Les deepfakes vidéo et vocaux ont atteint en 2026 un niveau de qualité qui rend la détection à l'œil nu presque impossible. À l'approche des élections présidentielles françaises de 2027 et des scrutins majeurs en Europe, la menace informationnelle se précise. Pour comprendre comment ces opérations sont menées, par qui, et comment s'en défendre, nous avons rencontré Alexandre Hoarau, analyste OSINT et cyberinfluence dans une agence de Threat Intelligence parisienne. Onze ans d'expérience, une parole rare et mesurée.

Sommaire

Alexandre Hoarau
Analyste OSINT et cyberinfluence, Paris. 11 ans d'expérience en agence de Threat Intelligence, spécialisé dans la détection d'opérations de désinformation pré-électorale et l'analyse des deepfakes. Intervient régulièrement auprès de rédactions et d'administrations européennes.

Introduction : quand l'IA générative arme la guerre informationnelle

Le 12 avril 2026, une vidéo a circulé pendant trois heures sur X et Telegram, montrant un ministre français annonçant le report d'une mesure fiscale impopulaire. La vidéo paraissait authentique : pupitre officiel, drapeau tricolore, voix, posture, intonation. Elle ne l'était pas. Vingt-cinq millions de vues avant que la rectification officielle ne s'impose. Le dommage politique réel a été marginal — la rapidité du fact-checking l'a contenu — mais l'incident a marqué un seuil. Pour la première fois en France, un deepfake politique a mobilisé des comptes officiels à grande échelle pour une démentir publique.

Pour comprendre ce qui se passe vraiment derrière ce genre d'événement, Alexandre Hoarau est l'une des rares voix techniques qui accepte de parler publiquement. Onze ans à analyser des campagnes informationnelles dans une agence privée parisienne, il observe une accélération qu'il juge dangereuse — sans verser dans l'alarmisme. Pour cadrer le contexte cybersécurité général, notre guide cybersécurité 2026 rappelle les fondamentaux, mais Alexandre Hoarau nous emmène ici sur un terrain plus politique.

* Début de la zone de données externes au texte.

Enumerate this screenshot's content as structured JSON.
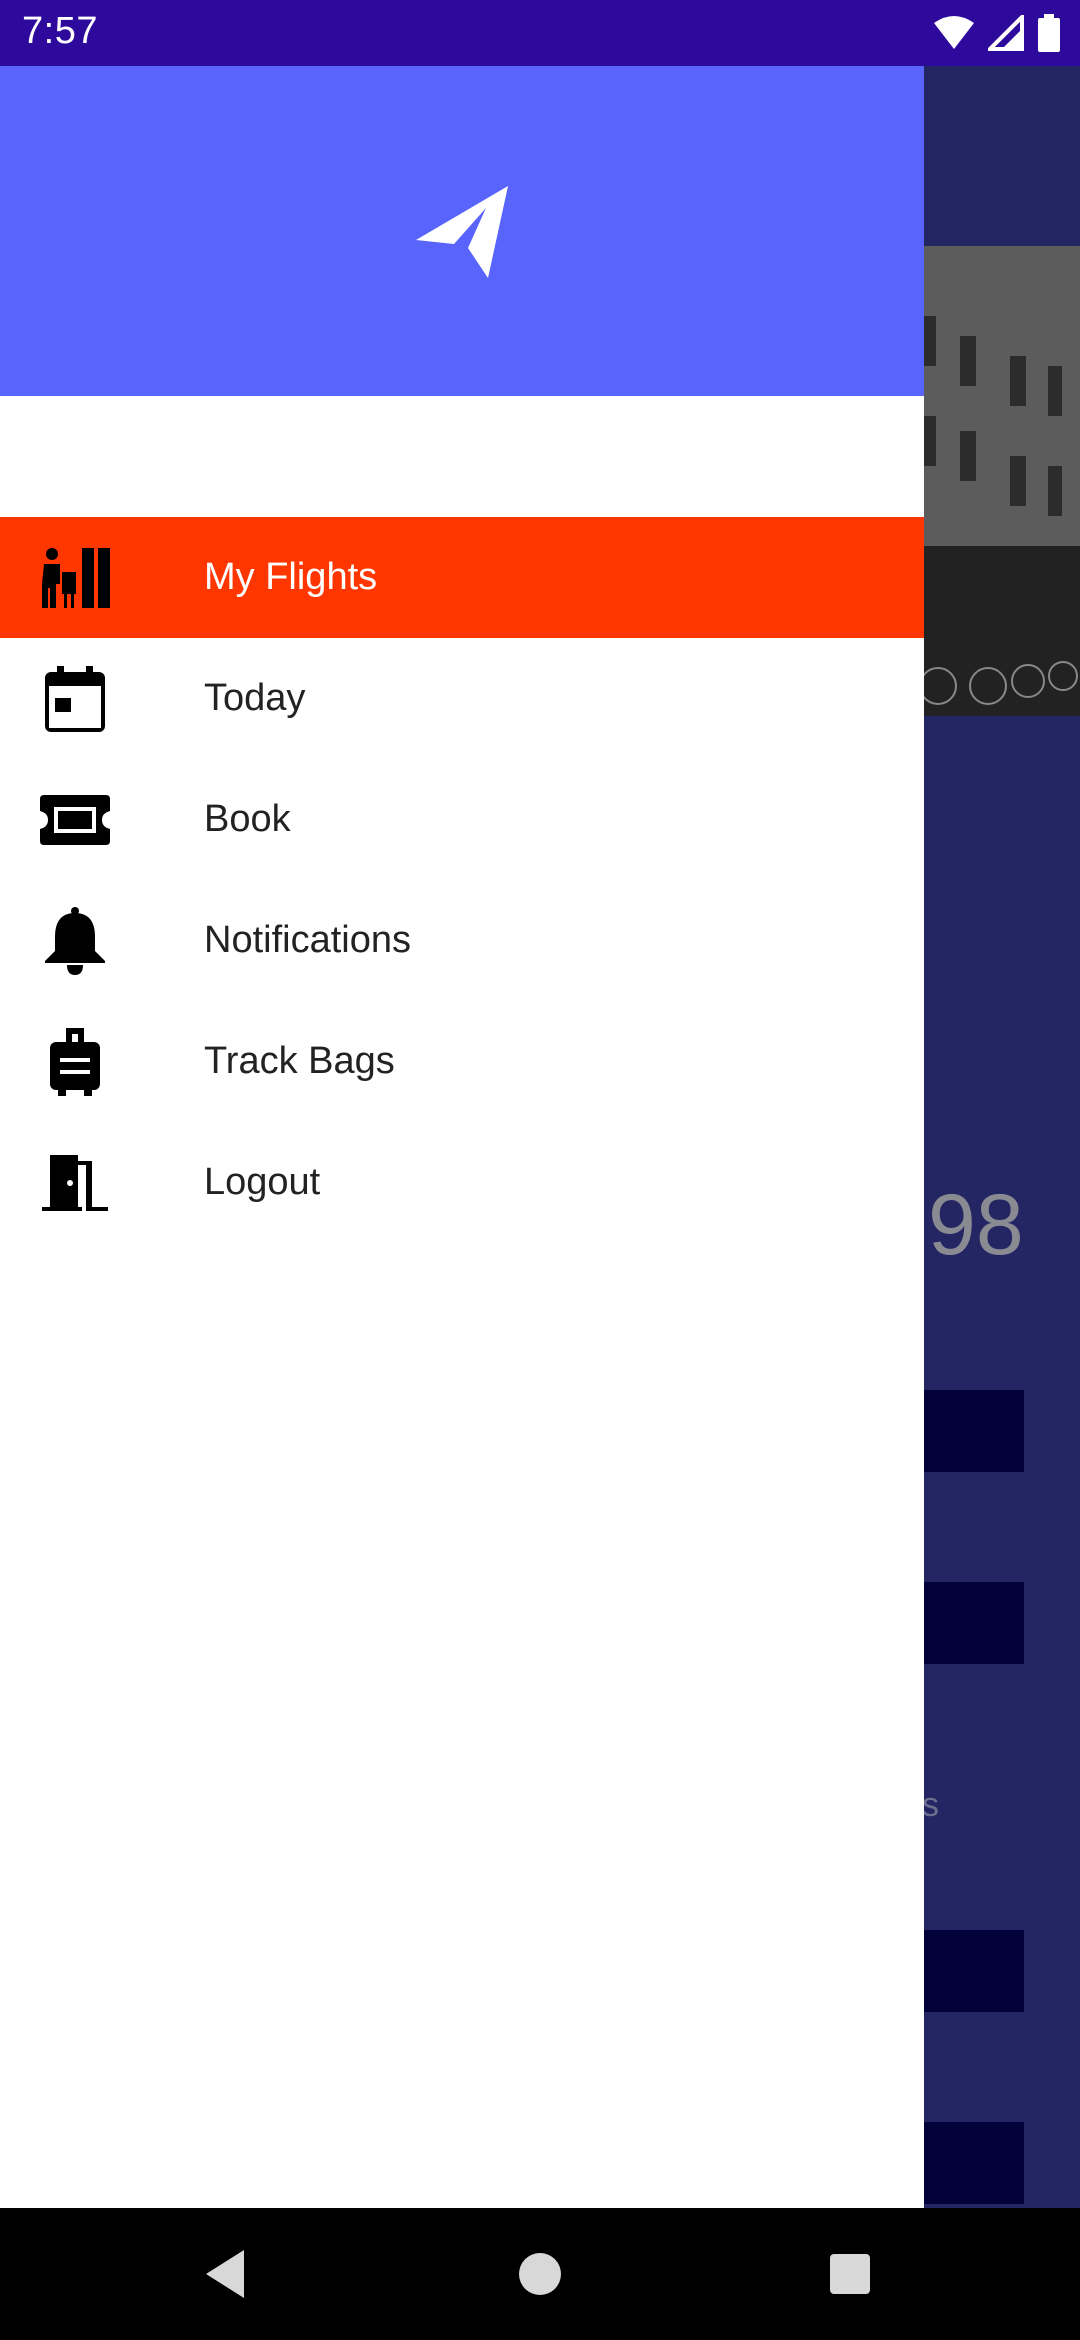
{
  "status_bar": {
    "time": "7:57",
    "icons": [
      "wifi-icon",
      "signal-icon",
      "battery-icon"
    ]
  },
  "background": {
    "number_fragment": "98",
    "faint_text": "s"
  },
  "drawer": {
    "header_icon": "paper-plane-icon",
    "header_color": "#5864fb",
    "items": [
      {
        "label": "My Flights",
        "icon": "traveler-luggage-icon",
        "active": true
      },
      {
        "label": "Today",
        "icon": "calendar-icon",
        "active": false
      },
      {
        "label": "Book",
        "icon": "ticket-icon",
        "active": false
      },
      {
        "label": "Notifications",
        "icon": "bell-icon",
        "active": false
      },
      {
        "label": "Track Bags",
        "icon": "suitcase-icon",
        "active": false
      },
      {
        "label": "Logout",
        "icon": "door-exit-icon",
        "active": false
      }
    ],
    "active_color": "#ff3600"
  },
  "nav_bar": {
    "buttons": [
      "back-icon",
      "home-icon",
      "recents-icon"
    ]
  }
}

SOPHIE MARCHAND — I-ACTU.FR

Alexandre, en quoi 2026 est-elle un tournant pour la désinformation par rapport aux années précédentes ?

ALEXANDRE HOARAU

Le tournant principal est l'accessibilité industrielle. Jusqu'en 2023-2024, produire un deepfake convaincant demandait du matériel, des compétences et du temps. Une vidéo de qualité prenait plusieurs jours à un opérateur entraîné, avec du matériel coûteux. En 2026, les outils open source comme certaines variantes de Stable Video et plusieurs services en ligne génèrent en quelques minutes des contenus dont la qualité technique aurait demandé une équipe Hollywood il y a cinq ans.

Cette industrialisation change la nature de la menace. Avant, on observait des campagnes ciblées avec quelques contenus très soignés. Aujourd'hui, on observe des campagnes massives avec des centaines de contenus de qualité moyenne mais suffisante. Le volume devient une arme : on inonde l'espace informationnel pour saturer les capacités de détection et de réponse.

Deuxième élément : la personnalisation. Les LLM permettent désormais d'adapter le contenu d'un message en fonction de profils ciblés — sensibilités politiques, géographie, langue, parfois même profil psychologique inféré des données disponibles. C'est ce qu'on appelle la micro-influence algorithmique, et c'est ce qui m'inquiète le plus dans la perspective des élections de 2027.

SOPHIE MARCHAND — I-ACTU.FR

Qui sont les acteurs des opérations de cyberinfluence en 2026 ?

ALEXANDRE HOARAU

On a quatre grandes catégories. D'abord les acteurs étatiques traditionnels : Russie, Chine, Iran, et plusieurs acteurs régionaux qui ont monté en compétence. La Russie reste le plus actif et le plus documenté en Europe, avec des structures successeures de l'Internet Research Agency qui continuent les opérations sous d'autres formes. La Chine cible plutôt les sujets liés à Taiwan, Hong Kong et la perception de Pékin, avec un mode opératoire plus lent et plus diffus.

Ensuite, les acteurs étatiques émergents : plusieurs États mènent désormais des opérations qui auraient été techniquement inaccessibles il y a cinq ans. La barrière à l'entrée a chuté.

Troisième catégorie : les acteurs privés idéologiques. Des collectifs sans rattachement étatique direct, motivés par des agendas religieux, politiques ou conspirationnistes. Ils sont parfois plus dangereux que les acteurs étatiques parce que moins prévisibles et plus difficiles à attribuer.

Quatrième catégorie : les opérateurs commerciaux. Des agences qui vendent leurs services de manipulation informationnelle au plus offrant. C'est ce qu'on appelle disinformation-as-a-service. Le marché a explosé en 2024-2026, avec des packages d'opérations pré-conçues qu'on achète comme une campagne marketing classique.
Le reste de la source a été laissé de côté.